Bytecode Reference
This page summarizes the current bytecode representation used between AST translation and AIR conversion.
For conceptual background, read Bytecode internals.
Stability note
Bytecode is an internal developer-facing layer. It is important for module authors and backend/optimizer work, but it should not be treated as a stable public user API.
Core shape
Current bytecode is represented as:
Bytecode(List<BytecodeInstruction> Instructions)Each instruction is represented as:
BytecodeInstruction(HashSet<string> Tags, LevelCollection<float, IAbstractMethodConvertable> Ops)There is also a convenience constructor:
BytecodeInstruction(IAbstractMethodConvertable op)which creates an instruction with no tags and one operation at level 0.
Instruction fields
| Field | Meaning |
|---|---|
Tags | string tags attached to the bytecode instruction |
Ops | level-ordered collection of convertable operation fragments |
Tags are semantic markers. Operations are convertable fragments that can produce AIR.

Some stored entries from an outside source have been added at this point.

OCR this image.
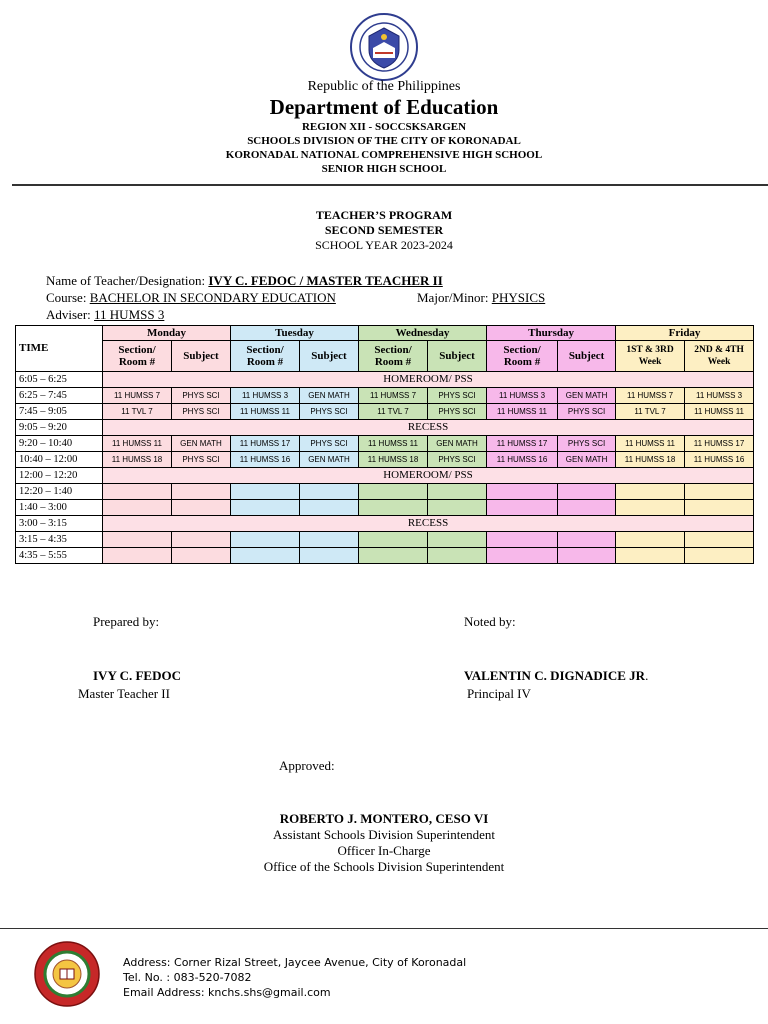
Republic of the Philippines
Department of Education
REGION XII - SOCCSKSARGEN
SCHOOLS DIVISION OF THE CITY OF KORONADAL
KORONADAL NATIONAL COMPREHENSIVE HIGH SCHOOL
SENIOR HIGH SCHOOL
TEACHER’S PROGRAM
SECOND SEMESTER
SCHOOL YEAR 2023-2024
Name of Teacher/Designation: IVY C. FEDOC / MASTER TEACHER II
Course: BACHELOR IN SECONDARY EDUCATION	Major/Minor: PHYSICS
Adviser: 11 HUMSS 3
TIME	Monday		Tuesday		Wednesday		Thursday		Friday	
	Section/ Room #	Subject	Section/ Room #	Subject	Section/ Room #	Subject	Section/ Room #	Subject	1ST & 3RD Week	2ND & 4TH Week
6:05 – 6:25	HOMEROOM/ PSS									
6:25 – 7:45	11 HUMSS 7	PHYS SCI	11 HUMSS 3	GEN MATH	11 HUMSS 7	PHYS SCI	11 HUMSS 3	GEN MATH	11 HUMSS 7	11 HUMSS 3
7:45 – 9:05	11 TVL 7	PHYS SCI	11 HUMSS 11	PHYS SCI	11 TVL 7	PHYS SCI	11 HUMSS 11	PHYS SCI	11 TVL 7	11 HUMSS 11
9:05 – 9:20	RECESS									
9:20 – 10:40	11 HUMSS 11	GEN MATH	11 HUMSS 17	PHYS SCI	11 HUMSS 11	GEN MATH	11 HUMSS 17	PHYS SCI	11 HUMSS 11	11 HUMSS 17
10:40 – 12:00	11 HUMSS 18	PHYS SCI	11 HUMSS 16	GEN MATH	11 HUMSS 18	PHYS SCI	11 HUMSS 16	GEN MATH	11 HUMSS 18	11 HUMSS 16
12:00 – 12:20	HOMEROOM/ PSS									
12:20 – 1:40										
1:40 – 3:00										
3:00 – 3:15	RECESS									
3:15 – 4:35										
4:35 – 5:55										
Prepared by:	Noted by:
IVY C. FEDOC
Master Teacher II
VALENTIN C. DIGNADICE JR.
Principal IV
Approved:
ROBERTO J. MONTERO, CESO VI
Assistant Schools Division Superintendent
Officer In-Charge
Office of the Schools Division Superintendent
Address: Corner Rizal Street, Jaycee Avenue, City of Koronadal
Tel. No. : 083-520-7082
Email Address: knchs.shs@gmail.com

Convertable operation contract
Bytecode operations implement:
public interface IAbstractMethodConvertable
{
string Name { get; }
IAbstractIR GetAbstractIR(Context context);
}The conversion context currently exposes:
Context(IReadOnlyList<Type> Stack)This means a bytecode operation may use current stack type information while producing AIR.
Bytecode-to-AIR conversion
Current conversion walks:
Bytecode.Instructions
-> BytecodeInstruction.Ops
-> IAbstractMethodConvertable.GetAbstractIR(context)
-> append generated AIR instructions
-> apply AIR instruction type-stack effectsThe converter keeps a type stack during conversion. Generated AIR instructions are appended to the result and then type effects are applied.
Tags
Tags are currently string-based.
Use tags only when they have an owner and a consumer. A tag that is produced but never consumed is dead metadata; a consumer that depends on undocumented tags creates hidden coupling.
For new tags, document:
- owning module;
- producer;
- consumer;
- expected shape;
- tests that prove the contract.
Operation levels
Ops uses LevelCollection<float, IAbstractMethodConvertable>. This allows more than one convertable operation to be associated with one bytecode instruction and ordered by level.
Do not depend on incidental operation order. If level order affects semantics, cover it with tests.
Relationship to AIR
Bytecode is not AIR.
| Layer | Shape |
|---|---|
| Bytecode | tagged instructions with convertable operation fragments |
| AIR | concrete Instruction list with UOpCode, operands, metadata and comments |
Bytecode is module-owned semantic lowering. AIR is backend-facing instruction stream.
Module author checklist
When emitting bytecode from an AST visitor:
- self-filter before emitting;
- translate children in the intended order;
- emit only feature-owned operations;
- keep tags owned and documented;
- do not emit backend-specific AIR directly from parser logic;
- test the resulting AIR/backend behavior through execution or converter tests.
Common mistakes
- Treating bytecode tags as public language syntax.
- Using tags as magic strings without producer/consumer tests.
- Depending on optimizer behavior to make bytecode meaningful.
- Repairing parser mistakes during bytecode generation.
- Emitting operations whose stack effects are not understood by AIR conversion.